A la suite du retour des Talibans au pouvoir en Afghanistan, l’Institut Montaigne publie un point de vue du chercheur Christophe Jaffrelot dont nous publions des extraits et vous recommandons la lecture intégrale. Selon lui, l’Asie du Sud pourrait devenir l’épicentre d’une nouvelle guerre froide.
Nous publions ici des extraits d’une note de l’Institut Montaigne
L’Afghanistan constitue un enjeu majeur des relations indo-pakistanaises depuis au moins quarante ans. C’est en effet dans les années 1980 que s’est cristallisée la notion pakistanaise de “profondeur stratégique” : il s’agissait désormais pour Islamabad (et plus encore pour Rawalpindi, où se trouve le QG des militaires) de prendre pied en Afghanistan pour disposer d’une arrière-cour propre à faire davantage le poids – ne serait-ce que géographiquement – face à l’Inde.
C’est en partie pour cela que l’armée pakistanaise – conjointement avec les États-Unis – a soutenu les Mujahideens qui sont venus à bout des soviétiques à la fin des années 1980 puis a contribué à installer les talibans au pouvoir au milieu des années 1990.
Pour les Pakistanais, les troupes du Mollah Omar présentaient alors un autre avantage : bien que Pashtuns, ils promouvaient un répertoire identitaire islamiste propre à disqualifier le nationalisme Pashtun qu’Islamabad redoutait depuis la création du Pakistan en 1947. Les nationalistes Pashtuns, depuis les années 1920, refusaient en effet de se reconnaître dans le projet pakistanais, qu’ils aient prêté allégeance au Congrès du Mahatma Gandhi ou qu’ils aient regardé l’Afghanistan comme leur mère patrie.

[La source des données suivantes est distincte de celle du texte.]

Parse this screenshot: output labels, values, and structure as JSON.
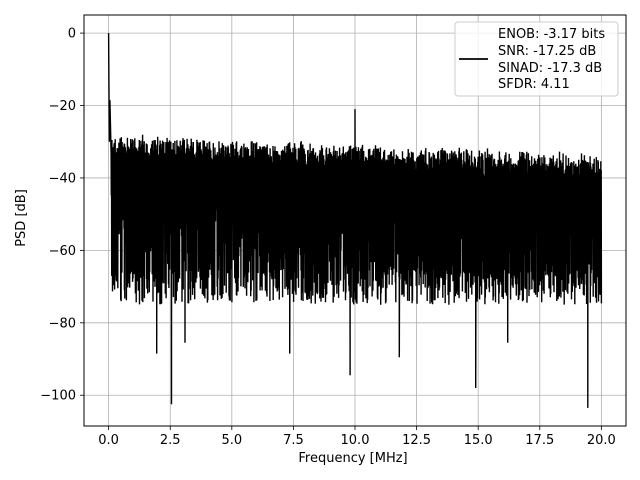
{
  "chart_data": {
    "type": "line",
    "xlabel": "Frequency [MHz]",
    "ylabel": "PSD [dB]",
    "xlim": [
      -1.0,
      21.0
    ],
    "ylim": [
      -108.5,
      5
    ],
    "xticks": [
      0.0,
      2.5,
      5.0,
      7.5,
      10.0,
      12.5,
      15.0,
      17.5,
      20.0
    ],
    "xtick_labels": [
      "0.0",
      "2.5",
      "5.0",
      "7.5",
      "10.0",
      "12.5",
      "15.0",
      "17.5",
      "20.0"
    ],
    "yticks": [
      0,
      -20,
      -40,
      -60,
      -80,
      -100
    ],
    "ytick_labels": [
      "0",
      "−20",
      "−40",
      "−60",
      "−80",
      "−100"
    ],
    "grid": true,
    "legend_position": "top-right",
    "line_color": "#000000",
    "series": [
      {
        "legend_lines": [
          "ENOB: -3.17 bits",
          "SNR: -17.25 dB",
          "SINAD: -17.3 dB",
          "SFDR: 4.11"
        ],
        "description_points": {
          "dc_peak": {
            "x": 0.0,
            "y": 0.0
          },
          "low_freq_spur": {
            "x": 0.05,
            "y": -18.5
          },
          "tone_spur": {
            "x": 10.0,
            "y": -21.0
          },
          "upper_envelope_start": {
            "x": 0.2,
            "y": -27.5
          },
          "upper_envelope_end": {
            "x": 20.0,
            "y": -33.0
          },
          "lower_envelope_typical": -72,
          "deep_dips": [
            {
              "x": 1.95,
              "y": -88.5
            },
            {
              "x": 2.55,
              "y": -102.5
            },
            {
              "x": 3.1,
              "y": -85.5
            },
            {
              "x": 7.35,
              "y": -88.5
            },
            {
              "x": 9.8,
              "y": -94.5
            },
            {
              "x": 11.8,
              "y": -89.5
            },
            {
              "x": 14.9,
              "y": -98.0
            },
            {
              "x": 16.2,
              "y": -85.5
            },
            {
              "x": 19.45,
              "y": -103.5
            }
          ]
        }
      }
    ]
  }
}
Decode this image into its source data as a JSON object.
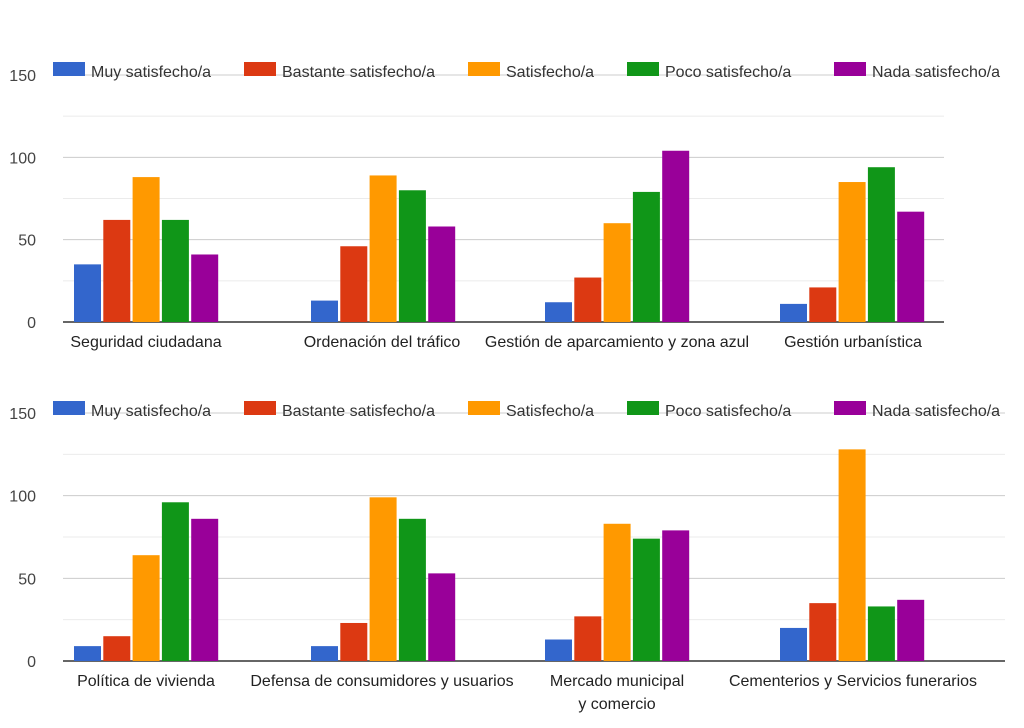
{
  "chart_data": [
    {
      "type": "bar",
      "categories": [
        "Seguridad ciudadana",
        "Ordenación del tráfico",
        "Gestión de aparcamiento y zona azul",
        "Gestión urbanística"
      ],
      "series": [
        {
          "name": "Muy satisfecho/a",
          "values": [
            35,
            13,
            12,
            11
          ]
        },
        {
          "name": "Bastante satisfecho/a",
          "values": [
            62,
            46,
            27,
            21
          ]
        },
        {
          "name": "Satisfecho/a",
          "values": [
            88,
            89,
            60,
            85
          ]
        },
        {
          "name": "Poco satisfecho/a",
          "values": [
            62,
            80,
            79,
            94
          ]
        },
        {
          "name": "Nada satisfecho/a",
          "values": [
            41,
            58,
            104,
            67
          ]
        }
      ],
      "yticks": [
        0,
        50,
        100,
        150
      ],
      "ylim": [
        0,
        150
      ],
      "grid": true,
      "legend": "top"
    },
    {
      "type": "bar",
      "categories": [
        "Política de vivienda",
        "Defensa de consumidores y usuarios",
        "Mercado municipal\ny comercio",
        "Cementerios y Servicios funerarios"
      ],
      "series": [
        {
          "name": "Muy satisfecho/a",
          "values": [
            9,
            9,
            13,
            20
          ]
        },
        {
          "name": "Bastante satisfecho/a",
          "values": [
            15,
            23,
            27,
            35
          ]
        },
        {
          "name": "Satisfecho/a",
          "values": [
            64,
            99,
            83,
            128
          ]
        },
        {
          "name": "Poco satisfecho/a",
          "values": [
            96,
            86,
            74,
            33
          ]
        },
        {
          "name": "Nada satisfecho/a",
          "values": [
            86,
            53,
            79,
            37
          ]
        }
      ],
      "yticks": [
        0,
        50,
        100,
        150
      ],
      "ylim": [
        0,
        150
      ],
      "grid": true,
      "legend": "top"
    }
  ],
  "colors": [
    "#3366cc",
    "#dc3912",
    "#ff9900",
    "#109618",
    "#990099"
  ]
}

Kaboul, jusqu’aux années 1980 avait cultivé à la fois l’idée suivant laquelle les Pashtuns du Pakistan avaient vocation à rejoindre l’Afghanistan et un intense partenariat avec New Delhi. La première victoire des talibans avait donc débarrassé le Pakistan à la fois de la crainte de voir un jour se constituer un grand Pashtunistan et de l’amitié indo-afghane qui le prenait en tenaille.
Première arrivée des talibans au pouvoir en 1996
Pour l’Inde, par contre, l’arrivée des talibans au pouvoir en 1996 revêtit d’emblée des allures de catastrophe, non seulement pour les raisons géopolitiques que je viens de citer, mais aussi parce que l’Afghanistan devenait un foyer d’islamisme dont les jihadistes étaient susceptibles de frapper au Jammu et Cachemire.
De fait, à peine terminé le jihad anti-soviétique, des terroristes pakistanais qui avaient acquis leurs lettres de noblesse en Afghanistan ne tardèrent pas à frapper l’Inde. Au Cachemire dans les années 1990, au-delà – y compris à Delhi et à Mumbai – dans les années 2000. C’est pourquoi l’Inde vit dans la guerre qui suivit le 11 septembre 2001 l’occasion de reprendre pied en Afghanistan dans le sillage des Occidentaux. Si elle n’envoya pas de troupes, elle déploya une politique d’aide très généreuse qui en fit le cinquième donateur d’un pays en pleine reconstruction à partir du milieu des années 2000. L’Inde bâtit des routes, un hôpital pour enfants et même le parlement afghan !
Hamid Karzai, qui après l’invasion soviétique avait fait des études en Inde, constitua un allié de premier ordre dans les années 2000 et New Delhi misa ensuite sur son successeur, Ashraf Ghani, au point de livrer des hélicoptères d’attaque à l’Afghanistan en décembre 2015, à l’occasion d’une visite officielle de Narendra Modi à Kaboul…..Pour l’Inde, le retour des talibans constitue aujourd’hui un indéniable revers.